I wonder if this would be easier to implement in the Uber mapspace rather than Ruby.

MarkHoreni commented 2 months ago

Thanks a lot for the detailed responses Mark. As a half-solution for these types of problems, do you think it'd be possible to turn off Ruby's imperfect factorization search while preserving user-defined imperfect constraints? As in, the user can set an imperfect constraint, but beyond that the mapspace would only search over prime factors. For example, if the problem dimension is N=23 and the user writes a constraint of P=4 with residual 3, then the mapspace would only search over perfect factors that remain, so we'd get 3 and 2.

I wonder if this would be easier to implement in the Uber mapspace rather than Ruby.

I agree with this. Also, user-defined imperfect factors were never implemented even in Ruby.

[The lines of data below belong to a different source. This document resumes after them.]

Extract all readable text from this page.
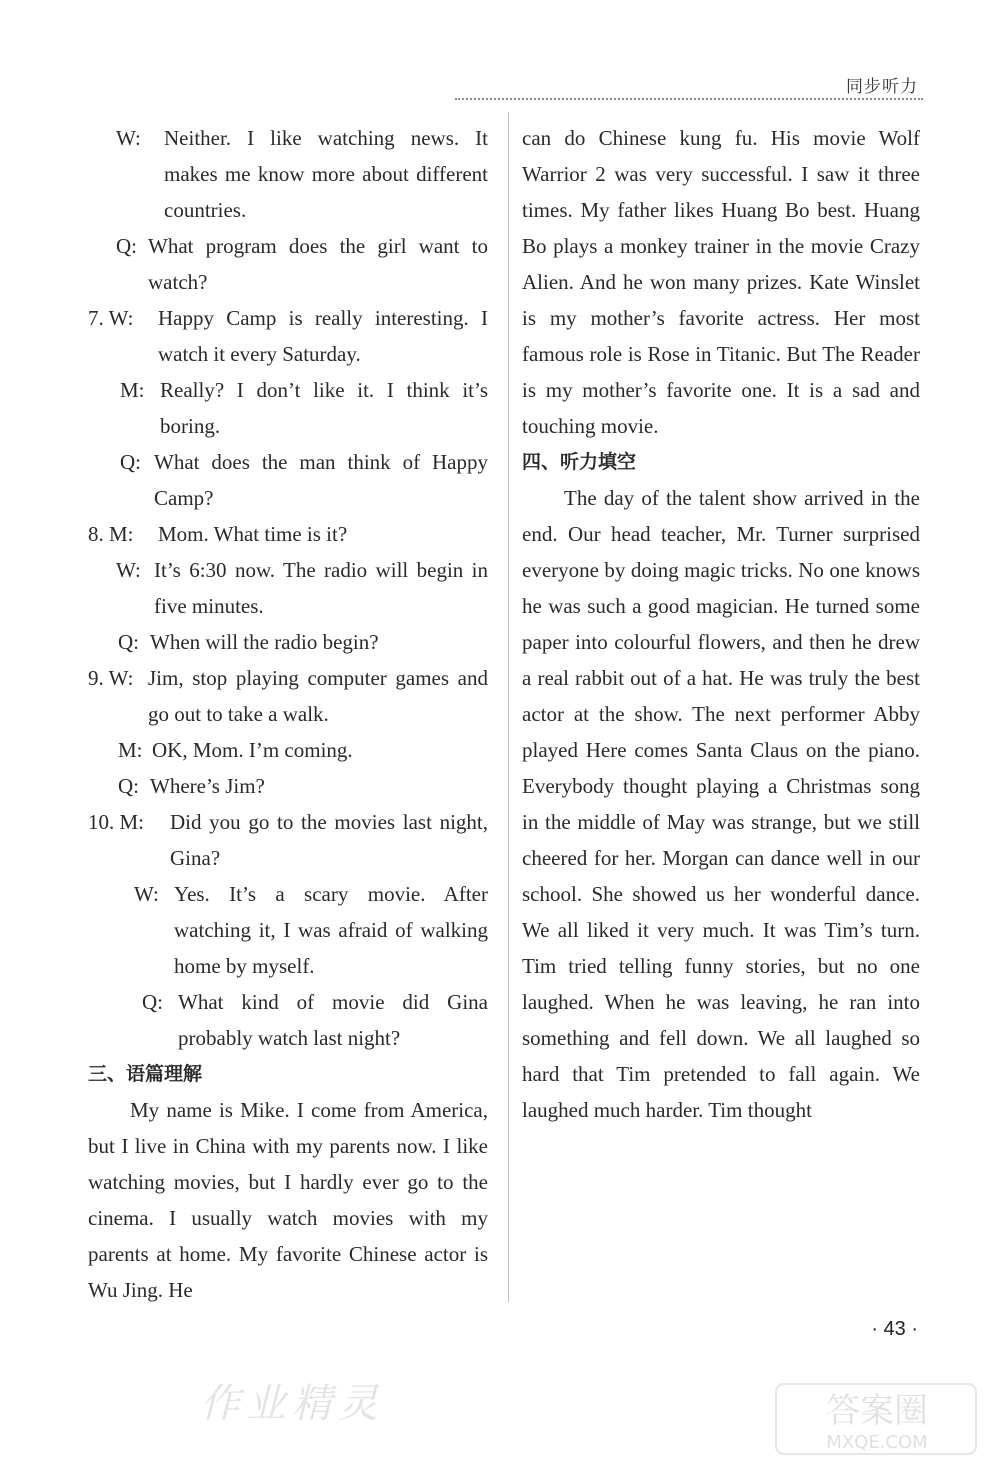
同步听力
W: Neither. I like watching news. It makes me know more about different countries.
Q: What program does the girl want to watch?
7. W: Happy Camp is really interesting. I watch it every Saturday.
M: Really? I don’t like it. I think it’s boring.
Q: What does the man think of Happy Camp?
8. M: Mom. What time is it?
W: It’s 6:30 now. The radio will begin in five minutes.
Q: When will the radio begin?
9. W: Jim, stop playing computer games and go out to take a walk.
M: OK, Mom. I’m coming.
Q: Where’s Jim?
10. M: Did you go to the movies last night, Gina?
W: Yes. It’s a scary movie. After watching it, I was afraid of walking home by myself.
Q: What kind of movie did Gina probably watch last night?

三、语篇理解

My name is Mike. I come from America, but I live in China with my parents now. I like watching movies, but I hardly ever go to the cinema. I usually watch movies with my parents at home. My favorite Chinese actor is Wu Jing. He

can do Chinese kung fu. His movie Wolf Warrior 2 was very successful. I saw it three times. My father likes Huang Bo best. Huang Bo plays a monkey trainer in the movie Crazy Alien. And he won many prizes. Kate Winslet is my mother’s favorite actress. Her most famous role is Rose in Titanic. But The Reader is my mother’s favorite one. It is a sad and touching movie.

四、听力填空

The day of the talent show arrived in the end. Our head teacher, Mr. Turner surprised everyone by doing magic tricks. No one knows he was such a good magician. He turned some paper into colourful flowers, and then he drew a real rabbit out of a hat. He was truly the best actor at the show. The next performer Abby played Here comes Santa Claus on the piano. Everybody thought playing a Christmas song in the middle of May was strange, but we still cheered for her. Morgan can dance well in our school. She showed us her wonderful dance. We all liked it very much. It was Tim’s turn. Tim tried telling funny stories, but no one laughed. When he was leaving, he ran into something and fell down. We all laughed so hard that Tim pretended to fall again. We laughed much harder. Tim thought

· 43 ·
作业精灵	答案圈
MXQE.COM
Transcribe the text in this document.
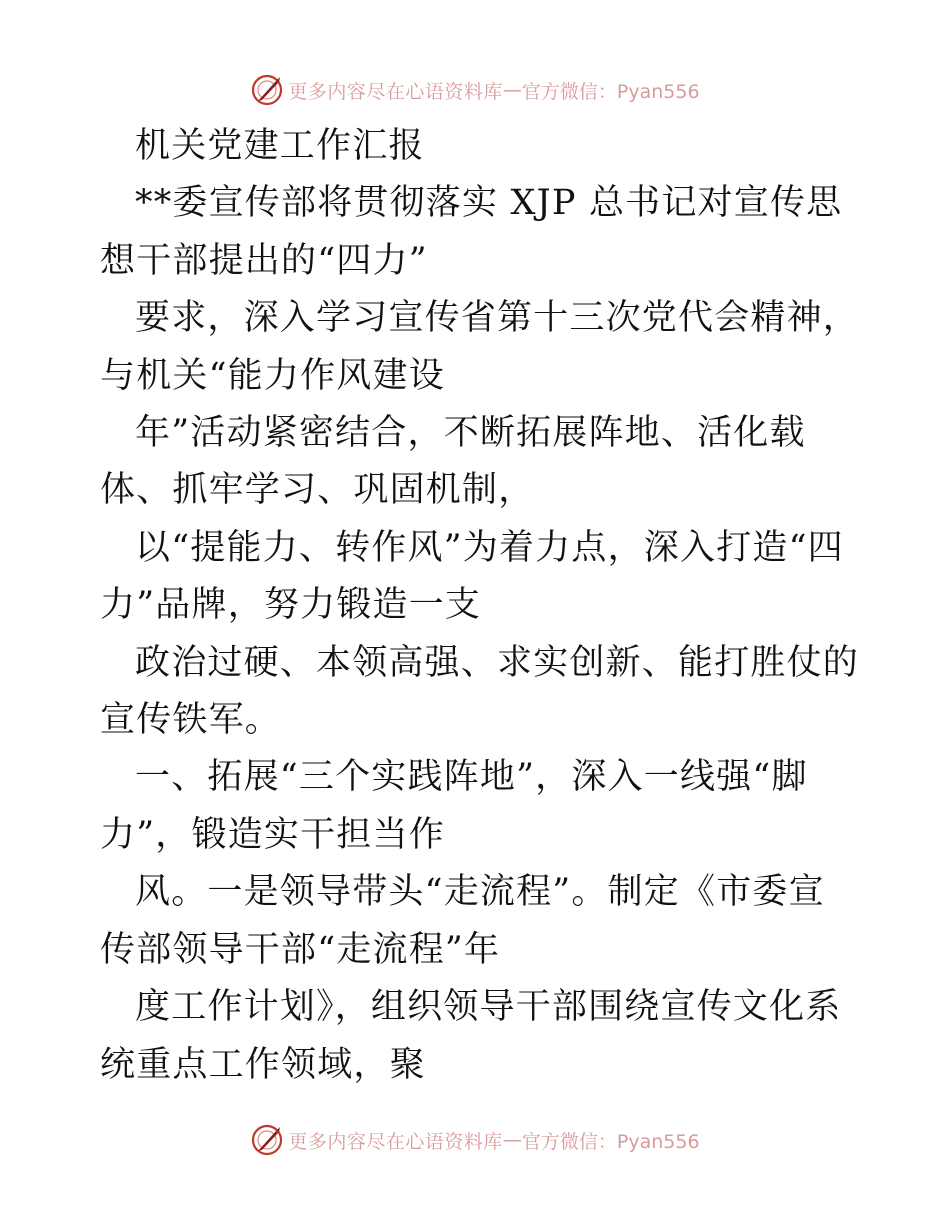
更多内容尽在心语资料库 — 官方微信：Pyan556

机关党建工作汇报

**委宣传部将贯彻落实 XJP 总书记对宣传思想干部提出的“四力”

要求，深入学习宣传省第十三次党代会精神，与机关“能力作风建设

年”活动紧密结合，不断拓展阵地、活化载体、抓牢学习、巩固机制，

以“提能力、转作风”为着力点，深入打造“四力”品牌，努力锻造一支

政治过硬、本领高强、求实创新、能打胜仗的宣传铁军。

一、拓展“三个实践阵地”，深入一线强“脚力”，锻造实干担当作

风。一是领导带头“走流程”。制定《市委宣传部领导干部“走流程”年

度工作计划》，组织领导干部围绕宣传文化系统重点工作领域，聚

更多内容尽在心语资料库 — 官方微信：Pyan556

tanner-andrulis commented 2 months ago

I have implemented user-defined imperfect factors in Ruby, so most of the work would already be done if we go that route. I'm seeing that Ruby searches first for perfect factors then imperfect ones... Do you think it'd be feasible for there to be a toggle for the second step?

MarkHoreni commented 2 months ago

Yes, I think that would be an okay idea because you would essentially skip the residual loop entirely and pass through all of the imperfect factors. However, since imperfect factors are possible in the entire mapping, it would still have to iterate through non-prime factors, but everything not user-defined can be set to product factor = remainder factor.

tanner-andrulis commented 2 months ago

Thanks a lot! I'm working on doing some implementing, will get back to you if I have more questions. I appreciate it.

tanner-andrulis commented 1 month ago

@MarkHoreni Thank you for the advice. I've implemented imperfect factors in Uber.